I'm not a baseball, or even a sports fan, but a good biography is worth reading no matter how the subject spent his or her life. I was drawn to reading this because I happened to see Koufax pitch one of his last games. It was in Chicago, and he lost to the Cubs. I've seen maybe half a dozen pro baseball games, and that's the only one I remember at all. Leavy is a fine writer; her prose is energetic and highly readable. Any really good biography is also history, and she made the historical setting, of the days when Koufax was actively pitching, come alive. Baseball, like the rest of the world, has changed a lot in the last forty years, but if Koufax made an impression on me way back then, he must have been some phenomenon! A fine read from any angle.

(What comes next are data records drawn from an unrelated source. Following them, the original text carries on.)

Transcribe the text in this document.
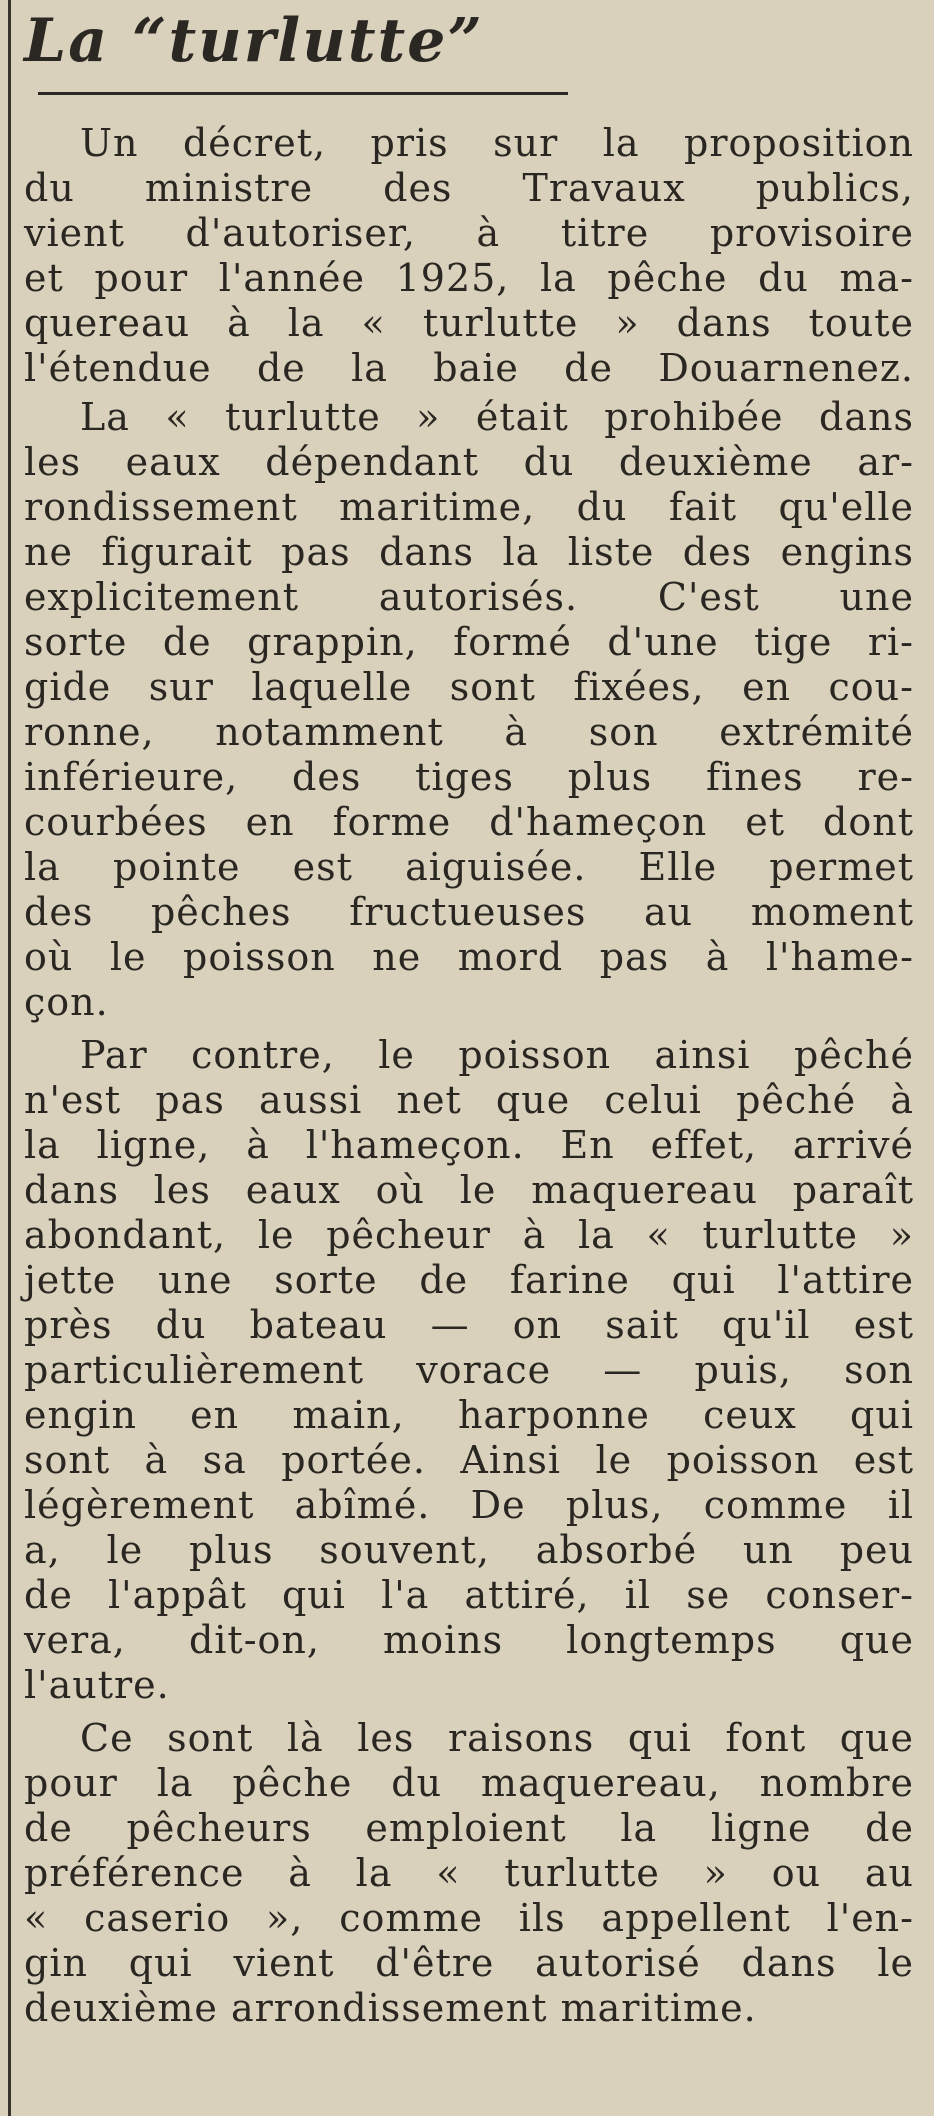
La “turlutte”

Un décret, pris sur la proposition
du ministre des Travaux publics,
vient d'autoriser, à titre provisoire
et pour l'année 1925, la pêche du ma-
quereau à la « turlutte » dans toute
l'étendue de la baie de Douarnenez.

La « turlutte » était prohibée dans
les eaux dépendant du deuxième ar-
rondissement maritime, du fait qu'elle
ne figurait pas dans la liste des engins
explicitement autorisés. C'est une
sorte de grappin, formé d'une tige ri-
gide sur laquelle sont fixées, en cou-
ronne, notamment à son extrémité
inférieure, des tiges plus fines re-
courbées en forme d'hameçon et dont
la pointe est aiguisée. Elle permet
des pêches fructueuses au moment
où le poisson ne mord pas à l'hame-
çon.

Par contre, le poisson ainsi pêché
n'est pas aussi net que celui pêché à
la ligne, à l'hameçon. En effet, arrivé
dans les eaux où le maquereau paraît
abondant, le pêcheur à la « turlutte »
jette une sorte de farine qui l'attire
près du bateau — on sait qu'il est
particulièrement vorace — puis, son
engin en main, harponne ceux qui
sont à sa portée. Ainsi le poisson est
légèrement abîmé. De plus, comme il
a, le plus souvent, absorbé un peu
de l'appât qui l'a attiré, il se conser-
vera, dit-on, moins longtemps que
l'autre.

Ce sont là les raisons qui font que
pour la pêche du maquereau, nombre
de pêcheurs emploient la ligne de
préférence à la « turlutte » ou au
« caserio », comme ils appellent l'en-
gin qui vient d'être autorisé dans le
deuxième arrondissement maritime.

5 out of 5 stars Readable & Revealing   April 30, 2007
 1 out of 1 found this review helpful

This admirable biography mixes a little baseball history with its revealing insight into one of the game's greatest pitchers. Readers learn much about Sandy Koufax, from his Brooklyn childhood, to his college basketball days, to his modest-then-stellar career with the Brooklyn/LA Dodgers from 1955-1966. As these pages show, Koufax was highly intelligent player who marched to his own drum. He also emerged from several years as a struggling southpaw into the game's most dominant hurler. During the five seasons (1962-1966) that he dominated baseball Koufax sported a phenomenal 111-34 won-loss record and 1.95 ERA - far eclipsing the game's other top hurlers. Sadly, painful arthritis in his pitching arm led him to retire (at age 30) after the 1966 season, when his superb record (27-9, 1.73 ERA) helped lead his team to another pennant. As a Jewish player, Koufax endured occasional Anti-Semitic taunts, and he made headlines by electing not to pitch the opening game of the 1965 World Series due to a major Jewish holiday. Still, many teammates thought him quite cool, and Pirates slugger Willie Stargell said that hitting against Koufax was like trying to drink coffee with a fork.

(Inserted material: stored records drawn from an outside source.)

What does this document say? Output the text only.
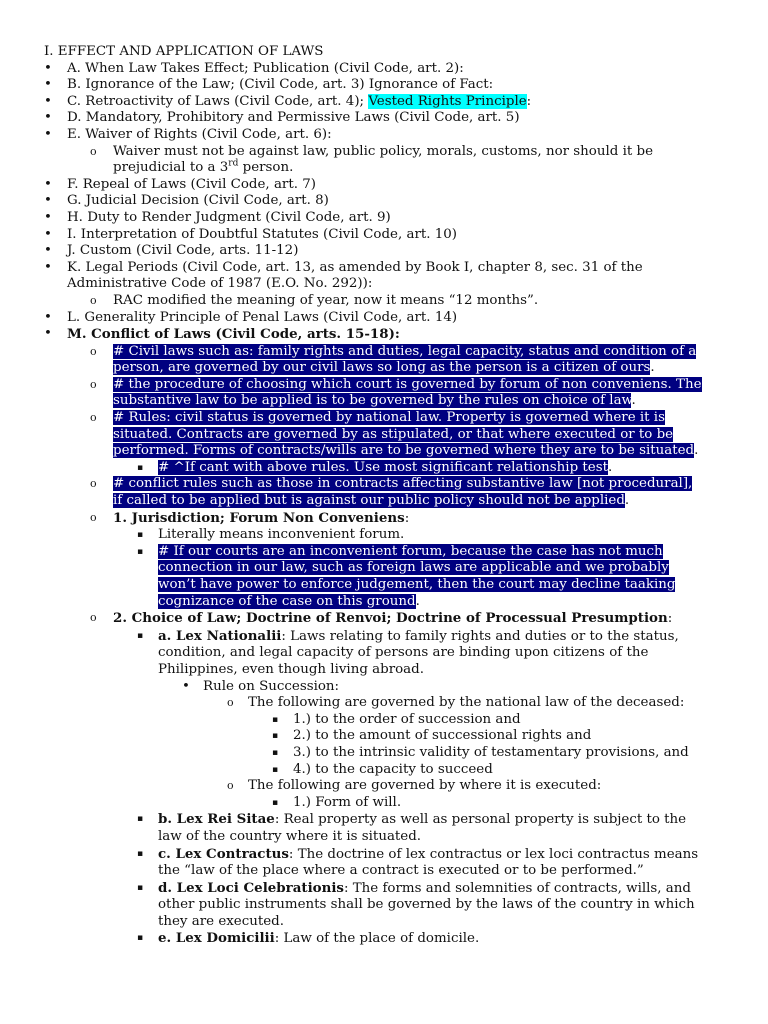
I. EFFECT AND APPLICATION OF LAWS
• A. When Law Takes Effect; Publication (Civil Code, art. 2):
• B. Ignorance of the Law; (Civil Code, art. 3) Ignorance of Fact:
• C. Retroactivity of Laws (Civil Code, art. 4); Vested Rights Principle:
• D. Mandatory, Prohibitory and Permissive Laws (Civil Code, art. 5)
• E. Waiver of Rights (Civil Code, art. 6):
o Waiver must not be against law, public policy, morals, customs, nor should it be
prejudicial to a 3rd person.
• F. Repeal of Laws (Civil Code, art. 7)
• G. Judicial Decision (Civil Code, art. 8)
• H. Duty to Render Judgment (Civil Code, art. 9)
• I. Interpretation of Doubtful Statutes (Civil Code, art. 10)
• J. Custom (Civil Code, arts. 11-12)
• K. Legal Periods (Civil Code, art. 13, as amended by Book I, chapter 8, sec. 31 of the
Administrative Code of 1987 (E.O. No. 292)):
o RAC modified the meaning of year, now it means “12 months”.
• L. Generality Principle of Penal Laws (Civil Code, art. 14)
• M. Conflict of Laws (Civil Code, arts. 15-18):
o # Civil laws such as: family rights and duties, legal capacity, status and condition of a
person, are governed by our civil laws so long as the person is a citizen of ours.
o # the procedure of choosing which court is governed by forum of non conveniens. The
substantive law to be applied is to be governed by the rules on choice of law.
o # Rules: civil status is governed by national law. Property is governed where it is
situated. Contracts are governed by as stipulated, or that where executed or to be
performed. Forms of contracts/wills are to be governed where they are to be situated.
▪ # ^If cant with above rules. Use most significant relationship test.
o # conflict rules such as those in contracts affecting substantive law [not procedural],
if called to be applied but is against our public policy should not be applied.
o 1. Jurisdiction; Forum Non Conveniens:
▪ Literally means inconvenient forum.
▪ # If our courts are an inconvenient forum, because the case has not much
connection in our law, such as foreign laws are applicable and we probably
won’t have power to enforce judgement, then the court may decline taaking
cognizance of the case on this ground.
o 2. Choice of Law; Doctrine of Renvoi; Doctrine of Processual Presumption:
▪ a. Lex Nationalii: Laws relating to family rights and duties or to the status,
condition, and legal capacity of persons are binding upon citizens of the
Philippines, even though living abroad.
• Rule on Succession:
o The following are governed by the national law of the deceased:
▪ 1.) to the order of succession and
▪ 2.) to the amount of successional rights and
▪ 3.) to the intrinsic validity of testamentary provisions, and
▪ 4.) to the capacity to succeed
o The following are governed by where it is executed:
▪ 1.) Form of will.
▪ b. Lex Rei Sitae: Real property as well as personal property is subject to the
law of the country where it is situated.
▪ c. Lex Contractus: The doctrine of lex contractus or lex loci contractus means
the “law of the place where a contract is executed or to be performed.”
▪ d. Lex Loci Celebrationis: The forms and solemnities of contracts, wills, and
other public instruments shall be governed by the laws of the country in which
they are executed.
▪ e. Lex Domicilii: Law of the place of domicile.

Author Jane Levy interviewed hundreds of teammates, friends, etc., in writing this book, although Koufax himself declined to participate. His absence leads to a slight feeling of incompleteness, but this remains a very interesting and revealing effort.



5 out of 5 stars It's about the great stories   April 5, 2007
 2 out of 3 found this review helpful

I'll agree with the author that Sandy was a terrific pitcher and an introvert in a sport where it seems like all the really big stars were all capitalizing on their fame. But the really great thing about the book were all the personal stories...between catcher and pitcher, Drysdale and Koufax, kids and coaches who grew up with Sandy, opposing players and managers who played against the Dodgers, etc.

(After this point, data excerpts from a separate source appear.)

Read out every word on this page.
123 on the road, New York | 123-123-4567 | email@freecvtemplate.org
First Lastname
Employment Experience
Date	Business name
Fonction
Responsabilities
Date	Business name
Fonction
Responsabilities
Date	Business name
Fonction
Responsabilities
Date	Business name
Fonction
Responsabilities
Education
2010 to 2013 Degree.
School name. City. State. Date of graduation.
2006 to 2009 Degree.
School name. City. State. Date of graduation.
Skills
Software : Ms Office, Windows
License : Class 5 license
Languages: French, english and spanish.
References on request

Certainly there was some myth-making going on...by the author as well as many of the teammates who played with Sandy. I think that's what happens when you meet up with an extraordinary talent who enjoys his privacy on his terms.

Loved the little quotes by Ernie Banks and the one story when Mickey Mantle faced him in the world series. Baseball isn't just a fun game to play...it's the stories that are fun as well and this book tells them very well. You'll enjoy it.



5 out of 5 stars A Story that Surpasses the Title!   January 19, 2007
 2 out of 3 found this review helpful

I really do not know much about the history, stats, or events of baseball. This book was so much more than that. It makes you wish you had either known or met Mr. Koufax. This is a story that both men & women from all walks of life would love. It was a reminder that truly complex, compassionate,non-conforming men are out there. Who are not so much impressed by WHAT they do, but more about HOW they do it. Today's athlete would never make the choices and sacrifices that Mr. Koufax did. Sadly, those days are long gone.